Global transitions to highly sustainable energy-industry systems imply shifts to high shares of variable renewable energy sources. While onshore solar photovoltaics and wind power can be expected to be the lowest cost electricity sources around the world, land-constrained regions and islands may have limited onshore renewable potential. Thus, offshore energy technologies, including floating solar photovoltaics, offshore wind turbines, and wave power, may become essential. Furthermore, for Hawaiʻi, offshore energy may provide increased supply diversity and avoid land conflicts as electricity generation is expected to increase. The LUT Energy System Transition Model was employed to investigate the techno-economic implications of high technological diversity through integration of offshore energy technologies compared to full cost-optimisation under both self-supply and electricity-based fuel import scenarios. Limiting solar electricity leads to 0–2.3 GW of offshore electricity and 0–4.1 GW of wave power by 2050, but at 3.5–28.0% increased system costs.

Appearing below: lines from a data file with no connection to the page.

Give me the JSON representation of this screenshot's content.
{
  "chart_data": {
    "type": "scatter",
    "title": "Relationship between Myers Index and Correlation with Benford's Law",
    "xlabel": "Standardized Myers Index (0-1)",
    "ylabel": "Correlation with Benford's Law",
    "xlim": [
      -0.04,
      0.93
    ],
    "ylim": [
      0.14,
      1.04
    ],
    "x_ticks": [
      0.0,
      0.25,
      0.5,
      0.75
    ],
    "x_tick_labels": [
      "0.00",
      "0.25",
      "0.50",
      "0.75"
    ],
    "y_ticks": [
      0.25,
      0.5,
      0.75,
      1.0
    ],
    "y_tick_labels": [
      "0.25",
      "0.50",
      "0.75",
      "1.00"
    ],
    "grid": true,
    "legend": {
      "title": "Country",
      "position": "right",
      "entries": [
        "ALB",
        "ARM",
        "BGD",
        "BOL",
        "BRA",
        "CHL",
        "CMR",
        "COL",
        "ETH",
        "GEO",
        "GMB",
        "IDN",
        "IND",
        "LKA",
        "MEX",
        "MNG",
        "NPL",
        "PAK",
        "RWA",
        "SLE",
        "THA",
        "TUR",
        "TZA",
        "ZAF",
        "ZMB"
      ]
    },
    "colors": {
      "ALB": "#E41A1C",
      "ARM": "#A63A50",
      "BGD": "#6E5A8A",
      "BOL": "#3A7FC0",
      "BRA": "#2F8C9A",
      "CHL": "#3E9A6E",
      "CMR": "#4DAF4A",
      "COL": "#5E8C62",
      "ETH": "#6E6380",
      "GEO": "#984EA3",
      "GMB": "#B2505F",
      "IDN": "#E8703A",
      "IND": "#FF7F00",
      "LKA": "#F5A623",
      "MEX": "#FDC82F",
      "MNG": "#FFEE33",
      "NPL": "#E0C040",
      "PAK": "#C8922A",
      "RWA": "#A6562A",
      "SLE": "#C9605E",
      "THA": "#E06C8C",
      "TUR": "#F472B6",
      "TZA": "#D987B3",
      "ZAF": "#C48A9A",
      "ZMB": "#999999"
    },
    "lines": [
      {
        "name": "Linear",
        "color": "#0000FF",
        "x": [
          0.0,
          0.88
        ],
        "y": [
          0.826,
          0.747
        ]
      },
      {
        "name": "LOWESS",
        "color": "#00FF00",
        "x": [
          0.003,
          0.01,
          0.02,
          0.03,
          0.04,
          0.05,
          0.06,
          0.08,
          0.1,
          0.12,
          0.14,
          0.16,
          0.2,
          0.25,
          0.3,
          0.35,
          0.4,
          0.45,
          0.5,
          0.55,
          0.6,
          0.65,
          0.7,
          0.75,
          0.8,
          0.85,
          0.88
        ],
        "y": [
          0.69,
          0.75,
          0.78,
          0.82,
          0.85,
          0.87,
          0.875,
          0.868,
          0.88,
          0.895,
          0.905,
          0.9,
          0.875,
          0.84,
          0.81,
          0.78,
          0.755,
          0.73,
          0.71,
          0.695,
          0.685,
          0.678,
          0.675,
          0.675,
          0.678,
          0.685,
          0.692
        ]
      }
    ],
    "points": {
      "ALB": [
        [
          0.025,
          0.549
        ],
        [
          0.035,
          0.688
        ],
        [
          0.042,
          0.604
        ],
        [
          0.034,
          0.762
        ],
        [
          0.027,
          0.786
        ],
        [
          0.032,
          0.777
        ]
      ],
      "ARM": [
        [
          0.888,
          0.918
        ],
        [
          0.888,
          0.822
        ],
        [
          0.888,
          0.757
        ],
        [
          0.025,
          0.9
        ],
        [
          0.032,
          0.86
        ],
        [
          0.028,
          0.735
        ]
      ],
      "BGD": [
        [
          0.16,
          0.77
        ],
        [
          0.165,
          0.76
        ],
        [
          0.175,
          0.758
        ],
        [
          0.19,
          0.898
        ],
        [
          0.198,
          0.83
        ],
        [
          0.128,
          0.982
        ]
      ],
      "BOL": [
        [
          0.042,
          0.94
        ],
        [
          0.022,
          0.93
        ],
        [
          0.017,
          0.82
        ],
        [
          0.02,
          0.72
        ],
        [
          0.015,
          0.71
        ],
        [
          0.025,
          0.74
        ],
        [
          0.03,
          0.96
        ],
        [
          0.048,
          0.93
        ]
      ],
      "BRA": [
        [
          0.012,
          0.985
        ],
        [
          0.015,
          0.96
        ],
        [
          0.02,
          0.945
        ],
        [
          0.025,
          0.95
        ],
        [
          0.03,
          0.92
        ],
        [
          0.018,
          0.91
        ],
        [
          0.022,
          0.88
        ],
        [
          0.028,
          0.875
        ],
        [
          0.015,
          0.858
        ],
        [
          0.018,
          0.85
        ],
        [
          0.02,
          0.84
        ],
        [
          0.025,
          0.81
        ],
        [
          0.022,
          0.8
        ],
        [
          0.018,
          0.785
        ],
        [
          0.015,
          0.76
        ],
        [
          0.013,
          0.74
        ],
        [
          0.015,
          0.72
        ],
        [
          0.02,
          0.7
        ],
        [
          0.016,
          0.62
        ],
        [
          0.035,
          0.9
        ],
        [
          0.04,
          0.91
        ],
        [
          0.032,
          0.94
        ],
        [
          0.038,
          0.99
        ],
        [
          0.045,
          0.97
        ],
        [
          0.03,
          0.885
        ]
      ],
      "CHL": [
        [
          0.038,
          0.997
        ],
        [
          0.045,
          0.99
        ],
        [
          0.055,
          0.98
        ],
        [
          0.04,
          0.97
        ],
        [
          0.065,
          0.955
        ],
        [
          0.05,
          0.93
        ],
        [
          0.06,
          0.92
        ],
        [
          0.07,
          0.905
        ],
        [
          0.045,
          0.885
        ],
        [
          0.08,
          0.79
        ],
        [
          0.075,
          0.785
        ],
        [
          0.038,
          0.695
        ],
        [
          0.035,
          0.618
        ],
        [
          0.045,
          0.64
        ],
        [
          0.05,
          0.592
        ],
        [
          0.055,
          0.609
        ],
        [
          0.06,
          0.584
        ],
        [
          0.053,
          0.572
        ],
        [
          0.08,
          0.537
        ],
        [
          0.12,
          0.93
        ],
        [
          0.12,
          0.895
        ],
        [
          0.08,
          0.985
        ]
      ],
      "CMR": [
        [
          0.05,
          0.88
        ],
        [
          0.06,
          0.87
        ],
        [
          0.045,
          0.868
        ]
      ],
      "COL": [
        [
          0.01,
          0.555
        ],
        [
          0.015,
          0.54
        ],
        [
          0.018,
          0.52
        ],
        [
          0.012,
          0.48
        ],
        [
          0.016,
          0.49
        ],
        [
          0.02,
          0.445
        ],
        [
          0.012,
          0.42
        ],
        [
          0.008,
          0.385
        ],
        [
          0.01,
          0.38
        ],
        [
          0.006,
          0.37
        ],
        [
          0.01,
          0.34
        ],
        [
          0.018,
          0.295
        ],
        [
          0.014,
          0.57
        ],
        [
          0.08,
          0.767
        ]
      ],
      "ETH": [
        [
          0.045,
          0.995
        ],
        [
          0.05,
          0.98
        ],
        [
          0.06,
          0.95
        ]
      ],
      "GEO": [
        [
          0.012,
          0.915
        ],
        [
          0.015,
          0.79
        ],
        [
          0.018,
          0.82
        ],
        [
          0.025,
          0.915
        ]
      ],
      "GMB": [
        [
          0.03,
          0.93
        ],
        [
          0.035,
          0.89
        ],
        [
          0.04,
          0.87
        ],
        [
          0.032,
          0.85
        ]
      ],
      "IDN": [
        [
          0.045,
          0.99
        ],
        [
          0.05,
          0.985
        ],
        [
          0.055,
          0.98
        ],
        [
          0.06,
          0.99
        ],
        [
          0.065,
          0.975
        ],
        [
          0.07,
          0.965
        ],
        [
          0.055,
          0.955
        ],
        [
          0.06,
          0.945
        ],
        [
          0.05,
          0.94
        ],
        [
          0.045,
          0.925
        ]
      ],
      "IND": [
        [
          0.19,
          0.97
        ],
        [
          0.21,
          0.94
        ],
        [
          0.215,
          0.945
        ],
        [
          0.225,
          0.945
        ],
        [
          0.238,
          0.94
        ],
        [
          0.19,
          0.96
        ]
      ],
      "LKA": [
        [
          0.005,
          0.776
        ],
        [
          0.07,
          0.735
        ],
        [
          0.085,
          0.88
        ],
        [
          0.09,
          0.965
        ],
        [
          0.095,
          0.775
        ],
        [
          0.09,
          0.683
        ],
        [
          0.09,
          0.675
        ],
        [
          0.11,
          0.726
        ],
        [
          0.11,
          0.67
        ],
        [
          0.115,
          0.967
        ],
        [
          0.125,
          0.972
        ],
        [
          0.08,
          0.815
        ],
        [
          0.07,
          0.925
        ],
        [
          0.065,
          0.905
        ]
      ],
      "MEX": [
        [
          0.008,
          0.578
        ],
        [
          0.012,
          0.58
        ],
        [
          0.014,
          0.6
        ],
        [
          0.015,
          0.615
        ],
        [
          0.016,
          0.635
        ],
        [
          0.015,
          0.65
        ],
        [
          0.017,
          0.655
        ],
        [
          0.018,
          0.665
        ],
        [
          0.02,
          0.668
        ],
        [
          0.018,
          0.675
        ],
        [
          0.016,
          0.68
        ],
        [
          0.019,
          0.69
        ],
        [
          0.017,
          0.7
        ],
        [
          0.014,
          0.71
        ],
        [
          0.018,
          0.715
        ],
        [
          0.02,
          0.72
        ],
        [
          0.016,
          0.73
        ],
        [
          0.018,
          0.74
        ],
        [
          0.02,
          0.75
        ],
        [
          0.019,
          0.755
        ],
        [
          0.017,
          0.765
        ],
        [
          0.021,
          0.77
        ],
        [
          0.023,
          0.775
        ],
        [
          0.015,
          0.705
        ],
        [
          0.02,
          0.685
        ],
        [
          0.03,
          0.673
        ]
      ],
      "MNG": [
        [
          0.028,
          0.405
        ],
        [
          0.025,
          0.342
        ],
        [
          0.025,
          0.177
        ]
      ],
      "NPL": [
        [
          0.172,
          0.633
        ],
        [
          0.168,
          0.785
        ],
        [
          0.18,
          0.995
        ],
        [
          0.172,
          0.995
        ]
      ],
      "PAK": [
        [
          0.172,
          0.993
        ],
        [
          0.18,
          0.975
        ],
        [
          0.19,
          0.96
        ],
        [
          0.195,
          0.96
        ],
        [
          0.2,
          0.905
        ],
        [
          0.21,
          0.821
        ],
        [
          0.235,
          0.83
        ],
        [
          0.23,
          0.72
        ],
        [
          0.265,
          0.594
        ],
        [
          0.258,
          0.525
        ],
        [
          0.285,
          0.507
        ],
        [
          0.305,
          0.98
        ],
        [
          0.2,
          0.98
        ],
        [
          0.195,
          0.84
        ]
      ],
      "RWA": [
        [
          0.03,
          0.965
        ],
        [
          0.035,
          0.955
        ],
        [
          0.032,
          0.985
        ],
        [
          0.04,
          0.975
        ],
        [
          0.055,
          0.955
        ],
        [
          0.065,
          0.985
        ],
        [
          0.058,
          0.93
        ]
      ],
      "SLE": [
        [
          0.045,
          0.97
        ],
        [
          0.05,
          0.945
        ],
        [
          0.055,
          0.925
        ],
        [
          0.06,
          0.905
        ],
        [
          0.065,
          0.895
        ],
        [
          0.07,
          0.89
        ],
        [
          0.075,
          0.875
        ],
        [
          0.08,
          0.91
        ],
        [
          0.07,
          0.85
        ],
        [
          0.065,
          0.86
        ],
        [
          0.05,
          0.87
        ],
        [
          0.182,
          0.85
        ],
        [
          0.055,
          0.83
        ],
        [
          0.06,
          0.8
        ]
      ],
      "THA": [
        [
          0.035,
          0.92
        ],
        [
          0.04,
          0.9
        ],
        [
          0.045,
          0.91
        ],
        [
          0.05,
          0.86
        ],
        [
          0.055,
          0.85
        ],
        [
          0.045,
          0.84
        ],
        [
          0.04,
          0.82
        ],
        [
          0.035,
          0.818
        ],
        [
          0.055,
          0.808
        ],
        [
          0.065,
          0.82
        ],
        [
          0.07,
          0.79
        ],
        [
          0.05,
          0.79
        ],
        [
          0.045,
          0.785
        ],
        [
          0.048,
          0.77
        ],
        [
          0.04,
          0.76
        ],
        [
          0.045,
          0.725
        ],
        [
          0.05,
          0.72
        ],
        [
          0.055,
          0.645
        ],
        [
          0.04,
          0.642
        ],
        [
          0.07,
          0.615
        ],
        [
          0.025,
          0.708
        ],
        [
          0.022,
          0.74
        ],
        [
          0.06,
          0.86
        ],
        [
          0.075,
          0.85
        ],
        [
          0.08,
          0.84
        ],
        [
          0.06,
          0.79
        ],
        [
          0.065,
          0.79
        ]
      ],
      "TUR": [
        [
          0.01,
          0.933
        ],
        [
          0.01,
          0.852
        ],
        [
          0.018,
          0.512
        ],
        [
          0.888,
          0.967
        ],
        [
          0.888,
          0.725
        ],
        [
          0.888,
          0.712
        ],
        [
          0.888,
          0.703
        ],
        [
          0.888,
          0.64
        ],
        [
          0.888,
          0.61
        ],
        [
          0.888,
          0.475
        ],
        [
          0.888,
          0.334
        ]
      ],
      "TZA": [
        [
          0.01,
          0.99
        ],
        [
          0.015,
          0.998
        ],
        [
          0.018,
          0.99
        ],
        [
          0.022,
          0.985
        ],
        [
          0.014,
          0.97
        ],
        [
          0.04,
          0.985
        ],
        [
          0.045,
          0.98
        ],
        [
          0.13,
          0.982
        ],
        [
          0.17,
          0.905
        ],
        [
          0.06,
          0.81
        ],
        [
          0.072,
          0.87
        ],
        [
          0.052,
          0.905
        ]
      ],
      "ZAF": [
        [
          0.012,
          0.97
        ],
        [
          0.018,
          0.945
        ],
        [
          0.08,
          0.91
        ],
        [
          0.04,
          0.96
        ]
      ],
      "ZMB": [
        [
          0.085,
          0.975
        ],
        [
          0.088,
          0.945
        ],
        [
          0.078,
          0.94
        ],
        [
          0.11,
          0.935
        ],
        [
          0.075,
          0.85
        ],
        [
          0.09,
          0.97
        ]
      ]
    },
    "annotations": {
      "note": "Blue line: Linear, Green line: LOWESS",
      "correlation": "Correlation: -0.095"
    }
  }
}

Under self-supply conditions and an 80% solar photovoltaics limit, a novel interaction between the key offshore technologies was identified with 0.6–1.1 GW of offshore floating photovoltaics, which contribute 12.3% of all electricity generation by 2050. Due to the limited land availability in Hawaiʻi and island regions, ocean energy technologies may significantly contribute to energy-industry system defossilisation.